Hammarlund-Udenaes M (2000) The use of microdialysis in CNS drug delivery studies. Pharmacokinetic perspectives and results with analgesics and antiepileptics. Adv Drug Deliv Rev, 45:283-294.

  Prof. Karl-Henrik Nordström

Prof. Nordström introduced intracerebral microdialysis as a routine monitoring technique in neuro intensive care in collaboration with Prof. Ungerstedt and CMA Microdialysis. Biochemical markers of cerebral energy metabolism (glucose, lactate, pyruvate) and indicators of cellular degradation (glutamate, glycerol) are analyzed and displayed bedside and the observed results directly influence clinical decision making. Since the physiological approach of treating increased intracranial pressure (“Lund concept”) includes a decrease in cerebral perfusion pressure, the bedside control of cerebral energy metabolism is of vital importance. When used as clinical routine monitoring technique, intracerebral microdialysis has permitted pharmacokinetic studies of normal and injured human brain. Dr. Nordström´s group has also demonstrated the feasibility of using microdialysis catheters with high cut-off (100 kD) for studies of interstitial polypeptides and proteins in the human brain.

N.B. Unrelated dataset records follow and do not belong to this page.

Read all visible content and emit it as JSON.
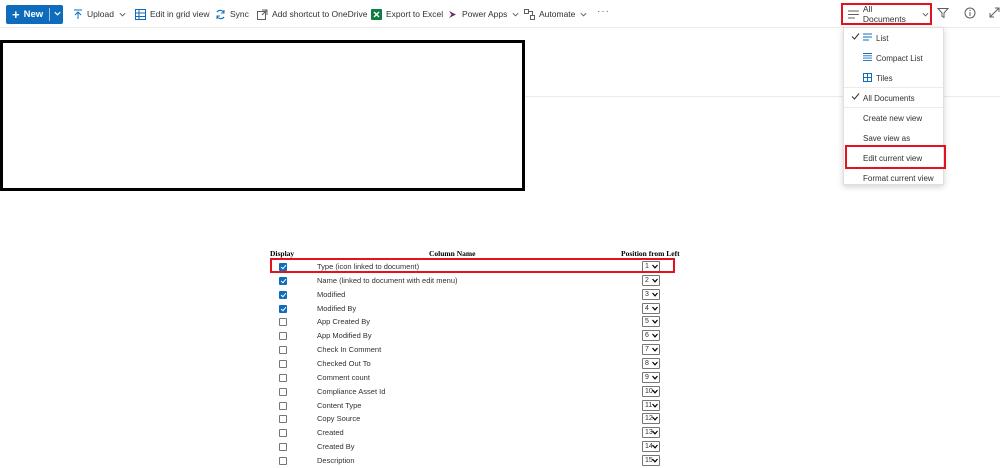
{
  "toolbar": {
    "new_label": "New",
    "items": [
      {
        "label": "Upload",
        "icon": "upload-icon"
      },
      {
        "label": "Edit in grid view",
        "icon": "grid-icon"
      },
      {
        "label": "Sync",
        "icon": "sync-icon"
      },
      {
        "label": "Add shortcut to OneDrive",
        "icon": "shortcut-icon"
      },
      {
        "label": "Export to Excel",
        "icon": "excel-icon"
      },
      {
        "label": "Power Apps",
        "icon": "powerapps-icon"
      },
      {
        "label": "Automate",
        "icon": "automate-icon"
      }
    ],
    "more_label": "···",
    "view_label": "All Documents",
    "filter_icon": "filter-icon",
    "info_icon": "info-icon",
    "expand_icon": "expand-icon"
  },
  "view_menu": {
    "items": [
      {
        "label": "List",
        "checked": true,
        "icon": "list-icon"
      },
      {
        "label": "Compact List",
        "checked": false,
        "icon": "compact-list-icon"
      },
      {
        "label": "Tiles",
        "checked": false,
        "icon": "tiles-icon"
      },
      {
        "label": "All Documents",
        "checked": true
      },
      {
        "label": "Create new view"
      },
      {
        "label": "Save view as"
      },
      {
        "label": "Edit current view",
        "highlighted": true
      },
      {
        "label": "Format current view"
      }
    ]
  },
  "columns_table": {
    "headers": {
      "display": "Display",
      "column_name": "Column Name",
      "position": "Position from Left"
    },
    "rows": [
      {
        "checked": true,
        "name": "Type (icon linked to document)",
        "position": "1"
      },
      {
        "checked": true,
        "name": "Name (linked to document with edit menu)",
        "position": "2"
      },
      {
        "checked": true,
        "name": "Modified",
        "position": "3"
      },
      {
        "checked": true,
        "name": "Modified By",
        "position": "4"
      },
      {
        "checked": false,
        "name": "App Created By",
        "position": "5"
      },
      {
        "checked": false,
        "name": "App Modified By",
        "position": "6"
      },
      {
        "checked": false,
        "name": "Check In Comment",
        "position": "7"
      },
      {
        "checked": false,
        "name": "Checked Out To",
        "position": "8"
      },
      {
        "checked": false,
        "name": "Comment count",
        "position": "9"
      },
      {
        "checked": false,
        "name": "Compliance Asset Id",
        "position": "10"
      },
      {
        "checked": false,
        "name": "Content Type",
        "position": "11"
      },
      {
        "checked": false,
        "name": "Copy Source",
        "position": "12"
      },
      {
        "checked": false,
        "name": "Created",
        "position": "13"
      },
      {
        "checked": false,
        "name": "Created By",
        "position": "14"
      },
      {
        "checked": false,
        "name": "Description",
        "position": "15"
      }
    ]
  },
  "colors": {
    "accent": "#0f6cbd",
    "highlight": "#e3131e"
  }
}
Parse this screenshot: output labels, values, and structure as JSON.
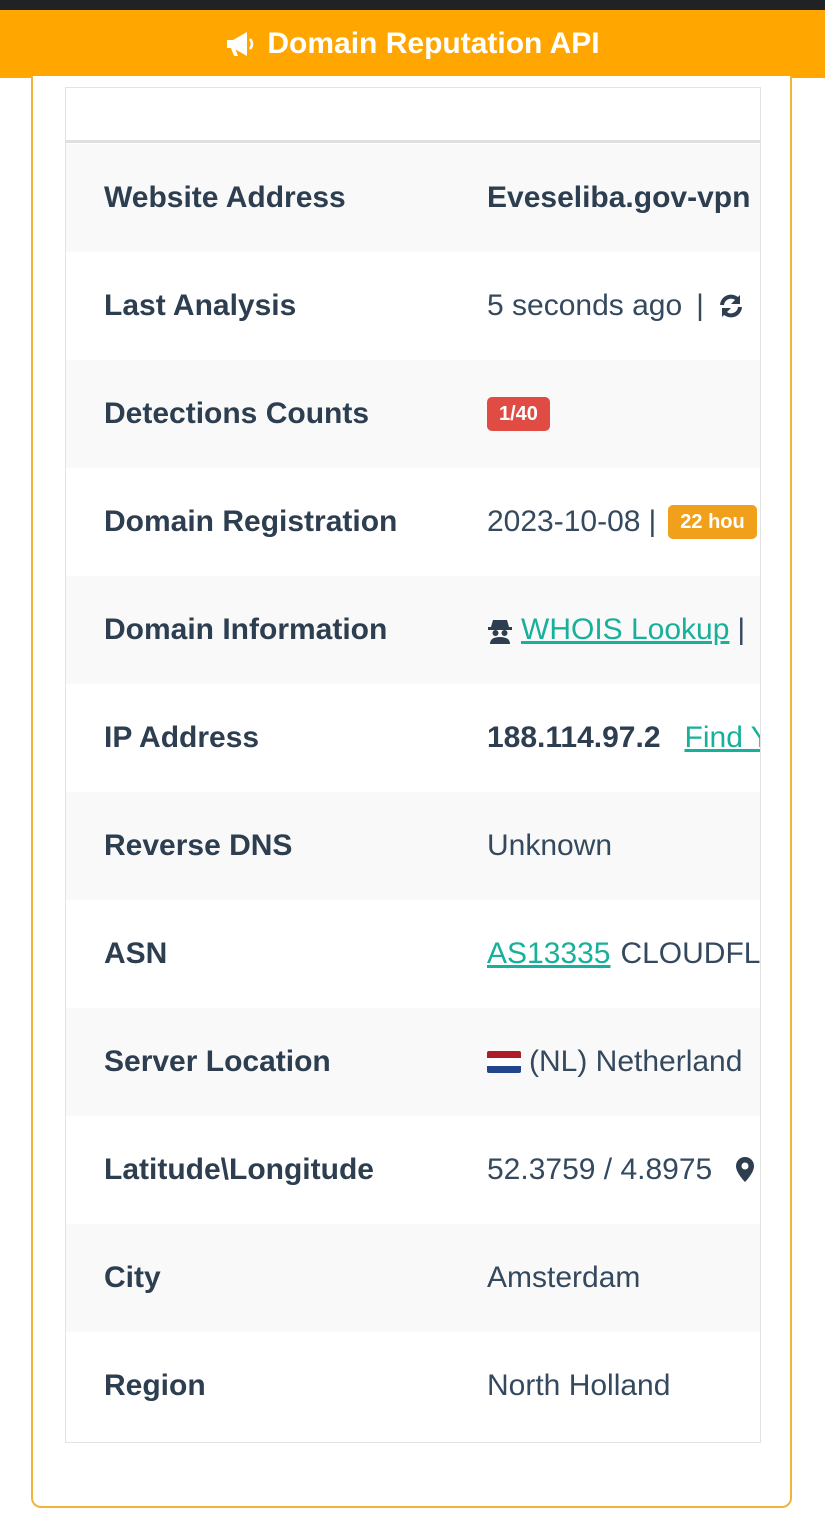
{
  "header": {
    "title": "Domain Reputation API"
  },
  "rows": {
    "website": {
      "label": "Website Address",
      "value": "Eveseliba.gov-vpn"
    },
    "last_analysis": {
      "label": "Last Analysis",
      "value": "5 seconds ago",
      "separator": "|"
    },
    "detections": {
      "label": "Detections Counts",
      "badge": "1/40"
    },
    "registration": {
      "label": "Domain Registration",
      "date": "2023-10-08",
      "separator": "|",
      "badge": "22 hou"
    },
    "domain_info": {
      "label": "Domain Information",
      "link": "WHOIS Lookup",
      "separator": "|"
    },
    "ip": {
      "label": "IP Address",
      "value": "188.114.97.2",
      "link": "Find Y"
    },
    "rdns": {
      "label": "Reverse DNS",
      "value": "Unknown"
    },
    "asn": {
      "label": "ASN",
      "link": "AS13335",
      "value": "CLOUDFL"
    },
    "location": {
      "label": "Server Location",
      "value": "(NL) Netherland"
    },
    "latlong": {
      "label": "Latitude\\Longitude",
      "value": "52.3759 / 4.8975"
    },
    "city": {
      "label": "City",
      "value": "Amsterdam"
    },
    "region": {
      "label": "Region",
      "value": "North Holland"
    }
  },
  "colors": {
    "header_bg": "#ffa600",
    "link": "#18b09b",
    "danger_badge": "#e04b44",
    "warning_badge": "#f0a01a"
  },
  "icons": {
    "header": "megaphone-icon",
    "refresh": "refresh-icon",
    "whois": "spy-icon",
    "flag": "netherlands-flag-icon",
    "map": "map-marker-icon"
  }
}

Grände PO, Asgeirsson B, Nordström CH (2002) Volume targeted therapy of increased intracranial pressure: the Lund concept unifies surgical and non-surgical treatments. Acta Anaesthesiol Scand, 46:929-941.
Nordström CH, Reinstrup P, Xu W, Gärdenfors A, Ungerstedt U (2003) Assessment of the lower limit for cerebral perfusion pressure in severe head injuries by bedside monitoring of regional energy metabolism. Anesthesiology, 98:809-814.
Nordström CH (2007) The "Lund concept": what it is and what it isn't. Intensive Care Med, 33:558.